Yüksek Mahkeme Başkanı Narin Ferdi Şefik, yeni adli yılın başlangıcıyla ilgili dün yaptığı basın toplantısında son derece kritik uyarılarda bulundu.
Satır aralarında öyle çarpıcı sözler vardı ki, hepimizin şapkasını önüne alıp düşünmesi gerekir.
“Personel eksikliği nedeniyle daha önce hiç karşılaşmadığımız sorunlarla karşılaşıyoruz. Dosyalar kayboluyor. 2-3 gün içinde bulunurlarsa mutlu oluyoruz. Bazı dosyalar haftalarca bulunamıyor…”
Bu sözlerin sahibi yargının en tepesinde oturan isim.
“Yargının eksik bırakılması yargıyı zayıflatır, yargı bağımsızlığını tehlikeye sokar, bu da ülkenin demokrasisine zarar verir” diyen Yüksek Mahkeme Başkanı’nın uyarıları ne yazı ki yıllardır dikkate almadık.

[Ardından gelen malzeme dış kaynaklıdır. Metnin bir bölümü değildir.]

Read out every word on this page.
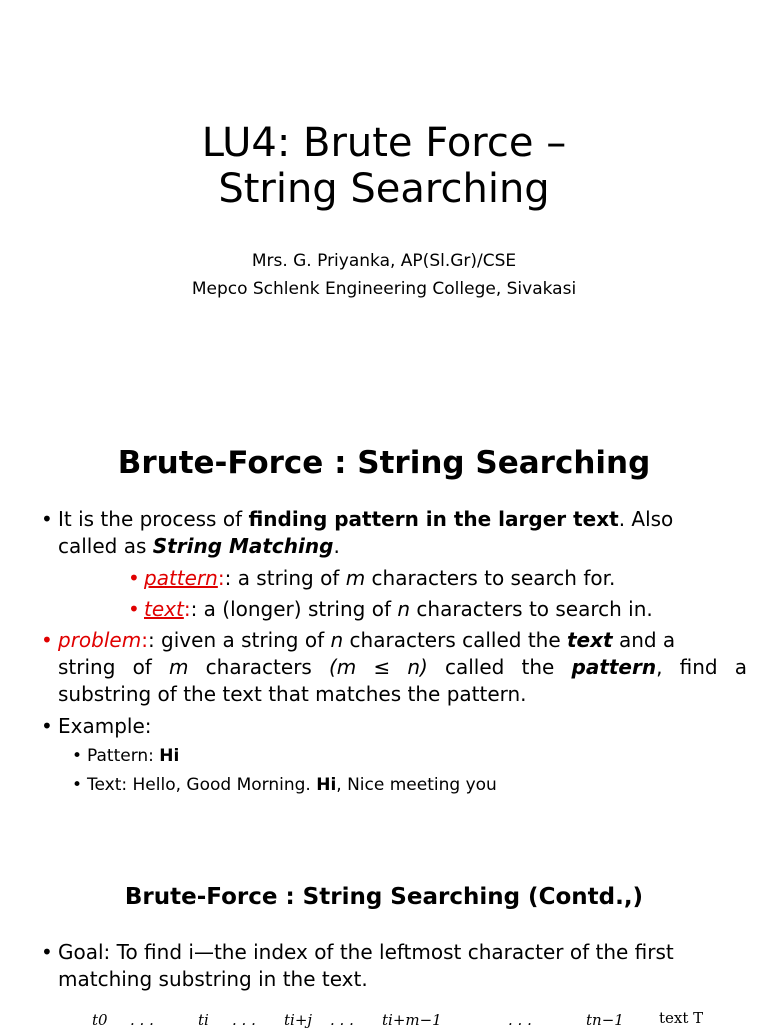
LU4: Brute Force –
String Searching
Mrs. G. Priyanka, AP(Sl.Gr)/CSE
Mepco Schlenk Engineering College, Sivakasi
Brute-Force : String Searching
• It is the process of finding pattern in the larger text. Also
called as String Matching.
• pattern:: a string of m characters to search for.
• text:: a (longer) string of n characters to search in.
• problem:: given a string of n characters called the text and a
string of m characters (m ≤ n) called the pattern, find a
substring of the text that matches the pattern.
• Example:
• Pattern: Hi
• Text: Hello, Good Morning. Hi, Nice meeting you
Brute-Force : String Searching (Contd.,)
• Goal: To find i—the index of the leftmost character of the first
matching substring in the text.
t0 . . .	ti . . . ti+j . . . ti+m−1	. . .	tn−1 text T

Son beş yıldır aynı şikayetlerle adli yılı açan Narin Hanım, gücü yettiğince isyan ediyor.
Ancak siyaset kurumu bu isyanı görmezden geliyor.
Vatandaş ise geciken adaletten, yıllarca süren davalardan mahkeme kapısında perişan oluyor.
Şu anda bile kaza mahkemelerinde 10 bin 743 hukuk davası, 13 bin 651 ceza davası, 664 aile davası olduğu belirtiliyor.
Bu rakamlar bizimkisi gibi küçük bir ülkede korkunç yüksek rakamlardır.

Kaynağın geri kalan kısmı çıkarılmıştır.